Franz Schubert (1797-1828)

String Quintet in C major (1828)

Schubert’s String Quintet in C major was his last work for chamber ensemble, completed in the late summer of 1828, a scant two months before his death. The Quintet was modeled on analogous works by Mozart and Beethoven, but with a key difference in instrumentation: instead of an ensemble of two violins, two violas, and one cello, Schubert opted for a quintet comprised of two violins, one viola, and two cellos. The resulting musical texture is remarkably rich: the first cello often soars above the viola while the second cello remains the sonorous anchor of the ensemble.

The opening measures of the first movement – which go from the tonic, C major, to a dominant seventh chord and back to the tonic again – outline the overall harmonic character of the movement, which moves through a bewildering number of key areas before finally coming to rest (again) in C major. Two of the movement’s main motives can be described generally: a turn figure (first heard in the fourth measure) and a dotted rhythm that is basically interchangeable with a triplet fanfare gesture. Nearly all of the ensuing melodic and harmonic material of the movement derives from these two generic ideas.
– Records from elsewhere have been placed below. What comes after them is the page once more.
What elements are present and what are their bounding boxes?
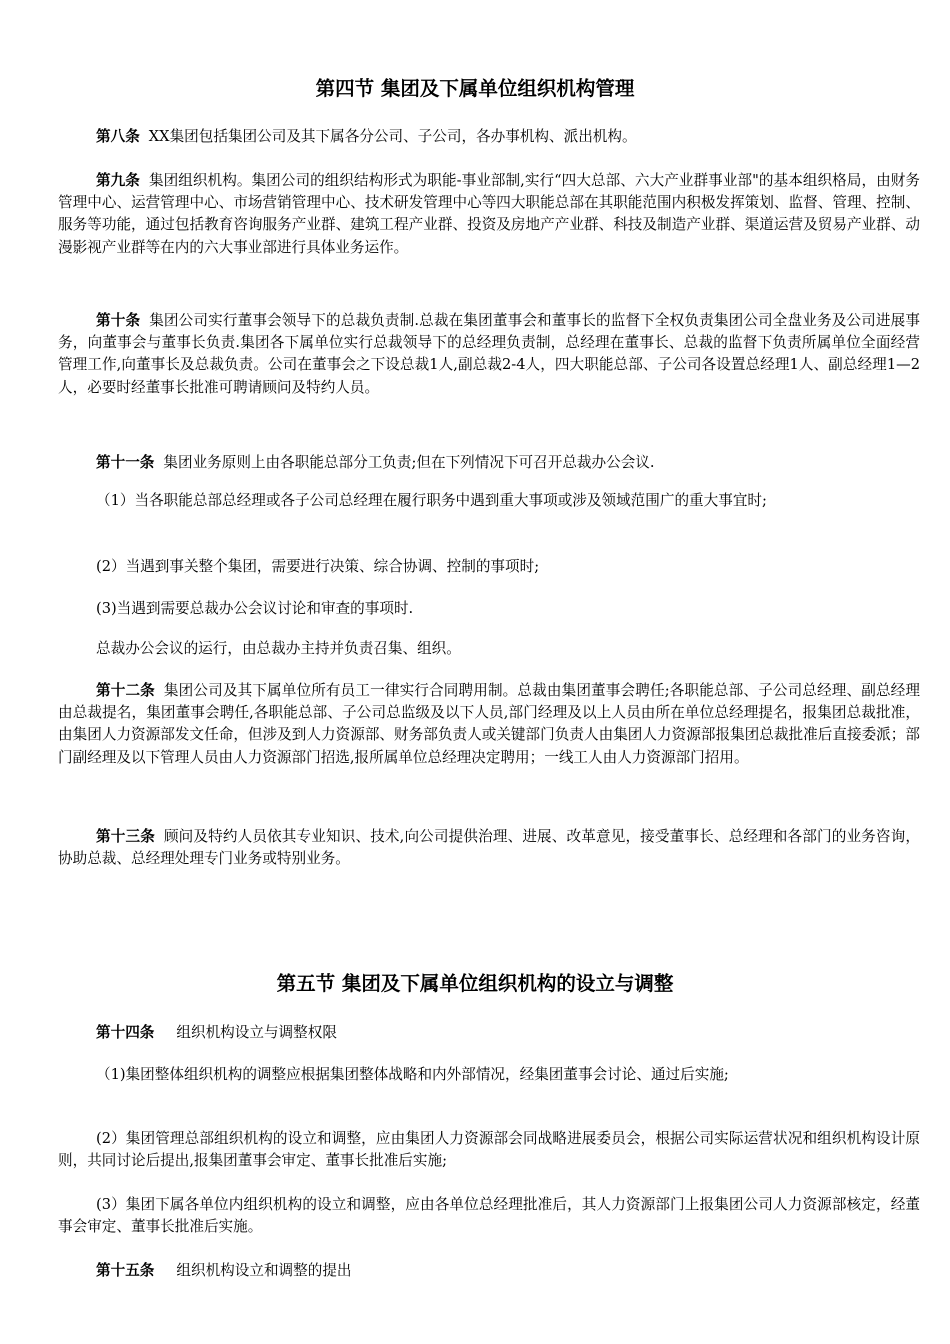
- article-11-note: 总裁办公会议的运行，由总裁办主持并负责召集、组织。: [96, 640, 461, 657]
- article-11-item-2: (2）当遇到事关整个集团，需要进行决策、综合协调、控制的事项时;: [96, 558, 540, 575]
- article-14-text: 组织机构设立与调整权限: [176, 1024, 337, 1041]
- article-14: [58, 1022, 920, 1044]
- section-4-title: 第四节 集团及下属单位组织机构管理: [315, 77, 635, 100]
- article-15-label: 第十五条: [96, 1262, 155, 1279]
- article-11-text: 集团业务原则上由各职能总部分工负责;但在下列情况下可召开总裁办公会议.: [163, 454, 655, 471]
- section-5-title: 第五节 集团及下属单位组织机构的设立与调整: [276, 972, 674, 995]
- article-9-label: 第九条: [96, 172, 140, 189]
- article-8: [58, 126, 920, 148]
- article-14-item-2: (2）集团管理总部组织机构的设立和调整，应由集团人力资源部会同战略进展委员会，根据公司实际运营状况和组织机构设计原则，共同讨论后提出,报集团董事会审定、董事长批准后实施;: [58, 1130, 920, 1170]
- article-11-item-3: (3)当遇到需要总裁办公会议讨论和审查的事项时.: [96, 600, 414, 617]
- article-10: [58, 310, 920, 399]
- article-9: [58, 170, 920, 259]
- article-13-text: 顾问及特约人员依其专业知识、技术,向公司提供治理、进展、改革意见，接受董事长、总经理和各部门的业务咨询，协助总裁、总经理处理专门业务或特别业务。: [58, 828, 920, 868]
- article-12-label: 第十二条: [96, 682, 155, 699]
- article-15-text: 组织机构设立和调整的提出: [176, 1262, 352, 1279]
- article-11: [58, 452, 920, 474]
- article-13: [58, 826, 920, 870]
- article-9-text: 集团组织机构。集团公司的组织结构形式为职能-事业部制,实行“四大总部、六大产业群事业部"的基本组织格局，由财务管理中心、运营管理中心、市场营销管理中心、技术研发管理中心等四大职能总部在其职能范围内积极发挥策划、监督、管理、控制、服务等功能，通过包括教育咨询服务产业群、建筑工程产业群、投资及房地产产业群、科技及制造产业群、渠道运营及贸易产业群、动漫影视产业群等在内的六大事业部进行具体业务运作。: [58, 172, 920, 256]
- article-14-label: 第十四条: [96, 1024, 155, 1041]
- article-12-text: 集团公司及其下属单位所有员工一律实行合同聘用制。总裁由集团董事会聘任;各职能总部、子公司总经理、副总经理由总裁提名，集团董事会聘任,各职能总部、子公司总监级及以下人员,部门经理及以上人员由所在单位总经理提名，报集团总裁批准，由集团人力资源部发文任命，但涉及到人力资源部、财务部负责人或关键部门负责人由集团人力资源部报集团总裁批准后直接委派；部门副经理及以下管理人员由人力资源部门招选,报所属单位总经理决定聘用；一线工人由人力资源部门招用。: [58, 682, 920, 766]
- article-14-item-3: (3）集团下属各单位内组织机构的设立和调整，应由各单位总经理批准后，其人力资源部门上报集团公司人力资源部核定，经董事会审定、董事长批准后实施。: [58, 1196, 920, 1236]
- article-13-label: 第十三条: [96, 828, 155, 845]
- article-11-item-1: （1）当各职能总部总经理或各子公司总经理在履行职务中遇到重大事项或涉及领域范围广的重大事宜时;: [96, 492, 767, 509]
- article-8-label: 第八条: [96, 128, 140, 145]
- article-8-text: XX集团包括集团公司及其下属各分公司、子公司，各办事机构、派出机构。: [148, 128, 637, 145]
- article-15: [58, 1260, 920, 1282]
- article-10-label: 第十条: [96, 312, 141, 329]
- article-12: [58, 680, 920, 769]
- article-11-label: 第十一条: [96, 454, 155, 471]
- article-10-text: 集团公司实行董事会领导下的总裁负责制.总裁在集团董事会和董事长的监督下全权负责集团公司全盘业务及公司进展事务，向董事会与董事长负责.集团各下属单位实行总裁领导下的总经理负责制，总经理在董事长、总裁的监督下负责所属单位全面经营管理工作,向董事长及总裁负责。公司在董事会之下设总裁1人,副总裁2-4人，四大职能总部、子公司各设置总经理1人、副总经理1—2人，必要时经董事长批准可聘请顾问及特约人员。: [58, 312, 920, 396]
- article-14-item-1: （1)集团整体组织机构的调整应根据集团整体战略和内外部情况，经集团董事会讨论、通过后实施;: [96, 1066, 729, 1083]
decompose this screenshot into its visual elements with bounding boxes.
The slow second movement, which begins and ends in the key of E major and includes a lengthy excursion in the middle in F minor, is closely related to the slow movement of Schubert’s great B-flat major piano sonata (which was, in fact, composed in the two months between the completion of this Quintet and Schubert’s death). In some ways, its nocturnal mood foreshadows later movements by Mahler and Bartok, though, stylistically, the music is unmistakably by Schubert, opening with a dotted rhythm (carried over from the first movement) in the first violin accompanying a slowly unfolding melody in the lower strings. The turbulent middle section provides a violently dramatic contrast that is marked by an impassioned duet between first violin and first cello.

The Scherzo is filled with rustic character and color, laden with drones and the rhythms (real or imagined) of folk music. The first third covers a huge range, both instrumentally and harmonically, moving from C major to E-flat to B major and, eventually, back to C. In between, Schubert introduces some surprising and wonderfully colorful dissonances that heighten the magic and energy of the movement. The middle section is of a wholly different character: slow, haunting, and subdued, recalling the dotted rhythms of the opening movement.

The finale is filled with jaunty, folk-ish rhythms and is, perhaps, the most explicitly Beethoven-influenced movement of the Quintet. The turn figure and triplet fanfare rhythm of the opening movement return here in force, though, overall, this movement’s employs both in more subtle ways than the opening one does. Towards the end, the tempo increases by degrees, as though the music is being consumed by frenzy, leading to a coda that dramatically sums up the Quintet’s harmonic character.

Though completed in 1828, the Quintet was not performed until 1850, when it was premiered in Vienna by an ensemble that included the violinist Josef Hellmesberger, who had been born only two weeks before Schubert’s death.